Alle regen sich jetzt auf, und das wegen dieser speziellen Giraffe. Die einen sind empört, dass der Kopenhagener Zoo am Sonntag den gesunden, halbwüchsigen Giraffenbullen Marius erschoss, zerlegte und an Löwen verfütterte.   

Die anderen empören sich genau über diese Empörung: Schließlich werden ständig irgendwelche Tiere geschlachtet, zerlegt und gegessen; zum Beispiel Hühner, Schweine und Rinder. Aber muss so ein Schlachten und Zerlegen unbedingt vor den Augen der Zoobesucher, darunter vieler Kinder, stattfinden? Darauf wiederum lässt sich einwenden, es sei doch gut, dass die Kleinen mal sehen, wie so etwas vor sich geht: schlachten und essen.

Marius, das muss man noch wissen, durfte nicht in Kopenhagen die Geschlechtsreife erreichen, weil er sich dann mit seinen weiblichen Verwandten gepaart hätte; das gäbe Inzucht. Viele Menschen haben gefragt, warum der arme Marius dann nicht einfach in einen anderen europäischen Zoo versetzt wurde. Die Antwort aus Kopenhagen lautete, dass auch deren Giraffen zu nah mit ihm verwandt seien, auch dort drohe Inzucht.

Dienen Zoos nicht der Arterhaltung?

Ganz ungewollt lässt diese Auskunft ein bekanntes Argument der Zoobefürworter in ungünstigem Licht erscheinen: Denn angeblich dienen Zoos ja auch dem Artenschutz. Man stellt sich gerne vor, in den Zoos würden alle möglichen Tierarten wie in einer modernen Arche Noah aufgehoben, um irgendwann später wieder in die Freiheit entlassen zu werden. Wie aber soll das gehen, wenn der Gen-Pool ohnehin dermaßen zusammengeschrumpft ist?

Und wo soll diese Freiheit später überhaupt einmal erlangt werden – wenn die Habitate, aus der die Zootiere stammen, längst zerstört sind? Tatsächlich werden auch nur selten Tierarten wieder ausgewildert, schon gar nicht die großen Säugetiere, die die Zoos aber besonders häufig züchten.
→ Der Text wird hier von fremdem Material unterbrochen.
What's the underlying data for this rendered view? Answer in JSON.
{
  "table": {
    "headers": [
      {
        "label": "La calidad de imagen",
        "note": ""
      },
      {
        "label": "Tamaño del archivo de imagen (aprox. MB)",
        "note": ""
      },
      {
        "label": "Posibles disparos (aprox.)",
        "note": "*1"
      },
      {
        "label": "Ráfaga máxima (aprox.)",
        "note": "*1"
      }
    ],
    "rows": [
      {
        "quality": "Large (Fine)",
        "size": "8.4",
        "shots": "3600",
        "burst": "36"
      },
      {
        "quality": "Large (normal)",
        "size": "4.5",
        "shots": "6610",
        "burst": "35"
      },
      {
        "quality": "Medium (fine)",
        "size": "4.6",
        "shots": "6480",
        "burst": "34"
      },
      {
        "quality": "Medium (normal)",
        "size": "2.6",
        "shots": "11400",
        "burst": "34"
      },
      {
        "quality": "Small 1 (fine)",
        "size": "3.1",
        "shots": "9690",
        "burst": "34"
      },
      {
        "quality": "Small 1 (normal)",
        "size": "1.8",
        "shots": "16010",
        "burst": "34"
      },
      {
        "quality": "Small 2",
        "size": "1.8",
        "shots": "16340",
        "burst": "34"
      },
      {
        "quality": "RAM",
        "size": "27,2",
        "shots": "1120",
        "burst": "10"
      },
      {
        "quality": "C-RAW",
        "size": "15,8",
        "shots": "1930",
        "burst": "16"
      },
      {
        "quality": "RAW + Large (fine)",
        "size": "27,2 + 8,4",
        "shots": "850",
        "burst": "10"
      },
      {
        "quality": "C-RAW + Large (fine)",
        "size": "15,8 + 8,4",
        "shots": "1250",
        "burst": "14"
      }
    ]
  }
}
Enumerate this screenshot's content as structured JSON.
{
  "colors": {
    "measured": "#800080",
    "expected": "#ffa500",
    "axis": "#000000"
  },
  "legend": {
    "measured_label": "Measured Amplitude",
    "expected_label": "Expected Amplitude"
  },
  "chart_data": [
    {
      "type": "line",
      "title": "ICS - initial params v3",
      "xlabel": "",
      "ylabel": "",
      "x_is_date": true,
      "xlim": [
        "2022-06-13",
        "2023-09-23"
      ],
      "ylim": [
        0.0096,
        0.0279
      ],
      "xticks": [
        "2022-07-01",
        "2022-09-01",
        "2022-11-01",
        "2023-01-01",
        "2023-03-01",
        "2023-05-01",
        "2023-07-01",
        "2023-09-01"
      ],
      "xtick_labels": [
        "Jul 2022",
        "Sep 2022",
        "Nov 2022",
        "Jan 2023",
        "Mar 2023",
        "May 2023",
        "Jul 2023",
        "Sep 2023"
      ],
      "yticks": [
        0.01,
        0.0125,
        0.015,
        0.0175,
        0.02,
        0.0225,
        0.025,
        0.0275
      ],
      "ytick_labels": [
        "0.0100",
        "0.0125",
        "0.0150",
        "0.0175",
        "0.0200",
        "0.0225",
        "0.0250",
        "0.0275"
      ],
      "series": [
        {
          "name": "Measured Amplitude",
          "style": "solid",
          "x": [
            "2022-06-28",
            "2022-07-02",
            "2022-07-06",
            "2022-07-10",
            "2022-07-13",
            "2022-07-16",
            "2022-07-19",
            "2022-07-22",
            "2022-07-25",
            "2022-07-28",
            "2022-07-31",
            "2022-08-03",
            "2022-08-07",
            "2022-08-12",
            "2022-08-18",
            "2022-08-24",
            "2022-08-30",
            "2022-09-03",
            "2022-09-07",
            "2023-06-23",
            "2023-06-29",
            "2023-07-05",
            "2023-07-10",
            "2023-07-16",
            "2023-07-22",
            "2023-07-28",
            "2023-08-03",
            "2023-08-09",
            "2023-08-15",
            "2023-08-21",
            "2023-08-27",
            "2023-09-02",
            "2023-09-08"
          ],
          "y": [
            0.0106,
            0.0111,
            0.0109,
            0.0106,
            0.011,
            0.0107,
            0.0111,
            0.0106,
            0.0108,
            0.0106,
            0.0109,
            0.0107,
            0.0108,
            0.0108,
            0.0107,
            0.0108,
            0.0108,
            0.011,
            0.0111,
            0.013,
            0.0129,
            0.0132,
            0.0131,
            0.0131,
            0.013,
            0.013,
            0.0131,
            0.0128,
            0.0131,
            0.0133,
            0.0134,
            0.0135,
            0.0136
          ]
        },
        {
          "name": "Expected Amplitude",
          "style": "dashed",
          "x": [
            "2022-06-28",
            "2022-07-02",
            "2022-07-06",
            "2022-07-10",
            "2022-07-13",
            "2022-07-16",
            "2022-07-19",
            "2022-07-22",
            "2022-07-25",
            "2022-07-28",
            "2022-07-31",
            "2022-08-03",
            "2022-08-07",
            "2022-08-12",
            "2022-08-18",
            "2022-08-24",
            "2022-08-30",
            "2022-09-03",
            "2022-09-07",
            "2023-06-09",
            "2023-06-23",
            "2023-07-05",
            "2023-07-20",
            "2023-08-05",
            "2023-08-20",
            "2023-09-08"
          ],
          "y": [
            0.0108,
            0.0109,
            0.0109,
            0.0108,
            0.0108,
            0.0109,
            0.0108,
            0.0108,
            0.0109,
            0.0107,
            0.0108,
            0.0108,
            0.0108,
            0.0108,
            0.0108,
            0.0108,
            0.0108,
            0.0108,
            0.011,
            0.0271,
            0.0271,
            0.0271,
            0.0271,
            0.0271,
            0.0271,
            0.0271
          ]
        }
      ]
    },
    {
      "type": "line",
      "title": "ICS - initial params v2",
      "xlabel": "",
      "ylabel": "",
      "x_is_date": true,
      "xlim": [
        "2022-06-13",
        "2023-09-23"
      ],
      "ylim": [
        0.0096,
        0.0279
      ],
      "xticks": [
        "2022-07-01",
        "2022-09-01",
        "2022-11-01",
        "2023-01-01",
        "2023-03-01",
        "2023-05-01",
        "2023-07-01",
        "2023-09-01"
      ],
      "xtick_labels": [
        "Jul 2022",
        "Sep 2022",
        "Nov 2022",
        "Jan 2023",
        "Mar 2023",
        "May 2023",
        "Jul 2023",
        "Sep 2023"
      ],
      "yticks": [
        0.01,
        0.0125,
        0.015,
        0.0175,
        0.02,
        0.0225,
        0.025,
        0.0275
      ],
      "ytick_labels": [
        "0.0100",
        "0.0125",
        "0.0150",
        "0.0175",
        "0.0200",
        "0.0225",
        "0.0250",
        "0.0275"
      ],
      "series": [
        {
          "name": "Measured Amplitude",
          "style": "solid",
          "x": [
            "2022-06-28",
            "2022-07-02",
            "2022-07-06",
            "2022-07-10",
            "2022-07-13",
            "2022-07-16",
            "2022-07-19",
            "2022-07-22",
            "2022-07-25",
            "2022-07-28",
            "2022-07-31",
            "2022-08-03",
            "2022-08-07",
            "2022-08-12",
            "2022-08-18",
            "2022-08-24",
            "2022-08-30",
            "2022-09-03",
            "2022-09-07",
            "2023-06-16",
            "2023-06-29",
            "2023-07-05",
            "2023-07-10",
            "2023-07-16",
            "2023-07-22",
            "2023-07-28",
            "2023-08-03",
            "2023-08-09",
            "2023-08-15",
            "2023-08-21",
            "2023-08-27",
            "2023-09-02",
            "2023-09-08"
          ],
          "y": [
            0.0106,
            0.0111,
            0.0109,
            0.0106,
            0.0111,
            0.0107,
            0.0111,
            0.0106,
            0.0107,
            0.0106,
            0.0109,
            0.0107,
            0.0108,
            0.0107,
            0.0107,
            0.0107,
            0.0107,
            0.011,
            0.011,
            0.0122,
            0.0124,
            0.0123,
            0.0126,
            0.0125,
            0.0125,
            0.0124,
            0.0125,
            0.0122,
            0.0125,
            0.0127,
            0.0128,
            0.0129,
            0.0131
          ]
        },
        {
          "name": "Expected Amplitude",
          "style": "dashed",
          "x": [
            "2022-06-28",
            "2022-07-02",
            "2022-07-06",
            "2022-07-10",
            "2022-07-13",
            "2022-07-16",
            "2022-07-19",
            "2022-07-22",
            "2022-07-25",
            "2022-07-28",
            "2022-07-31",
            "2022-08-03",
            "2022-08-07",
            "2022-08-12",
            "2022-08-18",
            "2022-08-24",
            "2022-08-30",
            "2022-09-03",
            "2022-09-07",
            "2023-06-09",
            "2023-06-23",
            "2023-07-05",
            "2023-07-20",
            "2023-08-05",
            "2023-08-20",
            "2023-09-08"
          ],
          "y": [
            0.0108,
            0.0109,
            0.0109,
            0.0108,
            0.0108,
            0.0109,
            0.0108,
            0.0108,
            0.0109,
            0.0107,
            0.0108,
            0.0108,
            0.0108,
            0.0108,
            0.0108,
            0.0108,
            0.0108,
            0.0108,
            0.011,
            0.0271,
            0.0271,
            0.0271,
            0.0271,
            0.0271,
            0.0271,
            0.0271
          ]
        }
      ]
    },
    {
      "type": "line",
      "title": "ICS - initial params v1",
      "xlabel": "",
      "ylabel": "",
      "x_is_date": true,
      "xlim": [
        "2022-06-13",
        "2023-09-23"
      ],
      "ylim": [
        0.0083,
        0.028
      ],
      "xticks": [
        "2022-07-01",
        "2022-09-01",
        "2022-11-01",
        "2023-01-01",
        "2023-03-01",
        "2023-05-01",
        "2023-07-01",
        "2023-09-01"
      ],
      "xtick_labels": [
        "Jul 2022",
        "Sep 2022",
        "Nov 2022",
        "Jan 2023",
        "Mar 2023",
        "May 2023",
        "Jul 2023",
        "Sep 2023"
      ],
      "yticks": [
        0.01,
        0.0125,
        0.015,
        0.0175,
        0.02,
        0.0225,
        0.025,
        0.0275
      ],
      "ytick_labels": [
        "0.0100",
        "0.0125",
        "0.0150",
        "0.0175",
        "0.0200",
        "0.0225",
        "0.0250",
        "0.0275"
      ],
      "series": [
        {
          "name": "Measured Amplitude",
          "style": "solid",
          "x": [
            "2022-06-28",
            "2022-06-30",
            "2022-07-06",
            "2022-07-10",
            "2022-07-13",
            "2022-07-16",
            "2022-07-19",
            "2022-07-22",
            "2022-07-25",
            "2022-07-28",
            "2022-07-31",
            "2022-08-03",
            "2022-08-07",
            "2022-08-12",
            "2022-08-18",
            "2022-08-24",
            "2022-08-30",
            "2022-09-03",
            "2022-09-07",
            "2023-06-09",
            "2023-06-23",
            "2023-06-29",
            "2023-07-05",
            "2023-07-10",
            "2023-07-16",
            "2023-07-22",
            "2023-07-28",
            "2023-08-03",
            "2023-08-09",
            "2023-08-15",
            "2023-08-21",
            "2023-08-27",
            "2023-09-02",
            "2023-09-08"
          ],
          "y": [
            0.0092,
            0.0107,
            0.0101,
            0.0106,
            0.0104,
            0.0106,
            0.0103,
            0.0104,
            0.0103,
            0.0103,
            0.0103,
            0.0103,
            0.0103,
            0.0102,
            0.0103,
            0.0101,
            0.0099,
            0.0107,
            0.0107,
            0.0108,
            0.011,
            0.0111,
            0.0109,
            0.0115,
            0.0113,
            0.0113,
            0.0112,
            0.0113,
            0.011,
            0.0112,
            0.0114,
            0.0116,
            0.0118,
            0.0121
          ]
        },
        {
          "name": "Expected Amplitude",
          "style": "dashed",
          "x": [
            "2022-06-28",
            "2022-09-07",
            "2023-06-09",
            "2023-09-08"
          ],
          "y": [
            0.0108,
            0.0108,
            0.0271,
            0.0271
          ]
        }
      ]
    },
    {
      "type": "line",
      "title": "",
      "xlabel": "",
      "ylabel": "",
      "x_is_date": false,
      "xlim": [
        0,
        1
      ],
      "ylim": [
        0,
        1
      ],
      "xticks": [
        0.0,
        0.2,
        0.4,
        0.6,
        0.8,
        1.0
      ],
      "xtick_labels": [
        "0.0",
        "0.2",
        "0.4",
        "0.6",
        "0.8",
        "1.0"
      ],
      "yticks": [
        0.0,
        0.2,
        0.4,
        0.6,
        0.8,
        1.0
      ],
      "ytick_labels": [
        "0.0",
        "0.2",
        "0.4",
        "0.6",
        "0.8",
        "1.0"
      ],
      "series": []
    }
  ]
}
Allein die prozentuale Verteilung unter den Tierarten in Zoos zeigt, dass ihre "Aufbewahrung" wenig mit späterem Auswildern, sondern eher mit unserem jetzigen Verständnis von der Schönheit und Attraktivität der Tiere zu tun hat: 20 bis 25 Prozent aller gefährdeten Säugetierarten finden sich in Zoos. Von den Amphibien beherbergen die modernen "Archen" nur ganze drei Prozent der gefährdeten Arten. Dabei lassen sich kleinere Arten eigentlich besser in Gefangenschaft unterbringen. Für größere Tiere ist die Einschränkung des Bewegungsspielraums im Zoo entsprechend problematischer.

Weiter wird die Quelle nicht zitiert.